Sen. Chris Murphy, D-Conn., called on Mueller to show members of Congress what he has on this particular aspect now -- before his final report is handed in.

"Listen, if Mueller does have multiple sources confirming Trump directed Cohen to lie to Congress, then we need to know this ASAP. Mueller shouldn’t end his inquiry, but it’s about time for him to show Congress his cards before it’s too late for us to act," Murphy tweeted.

Rep. Joaquin Castro, D-Texas, went a step further, saying that if the story is true, then Trump should leave office.

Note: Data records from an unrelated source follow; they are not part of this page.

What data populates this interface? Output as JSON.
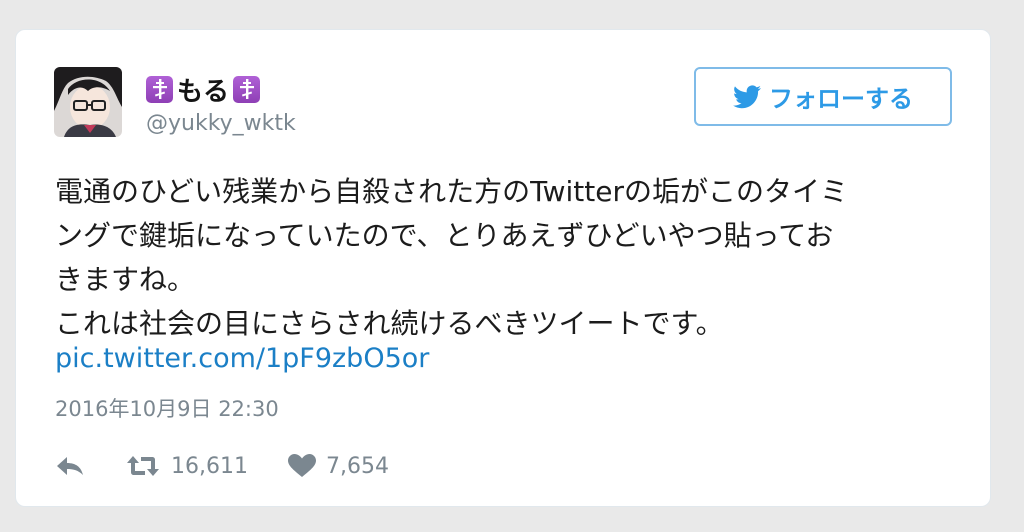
{
  "tweet": {
    "display_name": "もる",
    "handle": "@yukky_wktk",
    "follow_label": "フォローする",
    "text_lines": [
      "電通のひどい残業から自殺された方のTwitterの垢がこのタイミ",
      "ングで鍵垢になっていたので、とりあえずひどいやつ貼ってお",
      "きますね。",
      "これは社会の目にさらされ続けるべきツイートです。"
    ],
    "pic_link": "pic.twitter.com/1pF9zbO5or",
    "timestamp": "2016年10月9日 22:30",
    "retweet_count": "16,611",
    "like_count": "7,654"
  },
  "icons": {
    "name_badges": "orthodox-cross-icon",
    "follow": "twitter-bird-icon",
    "reply": "reply-icon",
    "retweet": "retweet-icon",
    "like": "heart-icon"
  },
  "colors": {
    "link": "#1b7fc6",
    "follow_border": "#7fbbe8",
    "badge": "#9b4fc7",
    "muted": "#7b8790"
  }
}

“If the @Buzzfeed story is true, President Trump must resign or be impeached," Castro tweeted.

During his confirmation hearing on Tuesday, U.S. Attorney General nominee William Barr acknowledged that instructing someone to commit perjury would be obstruction of justice.

"If there was some reason to believe that the President tried to coach somebody not to testify or testify falsely, that could be obstruction of justice," Sen. Lindsey Graham, R-SC, asked Barr.

"Yes. Under that... under an obstruction statute. Yes," Barr responded.

Cohen is set to begin a three-year prison sentence in March for multiple crimes including the arrangement of paying hush money to conceal Trump's alleged sexual affairs.

He's also made plans to testify in open session to the House Oversight Committee on February 7.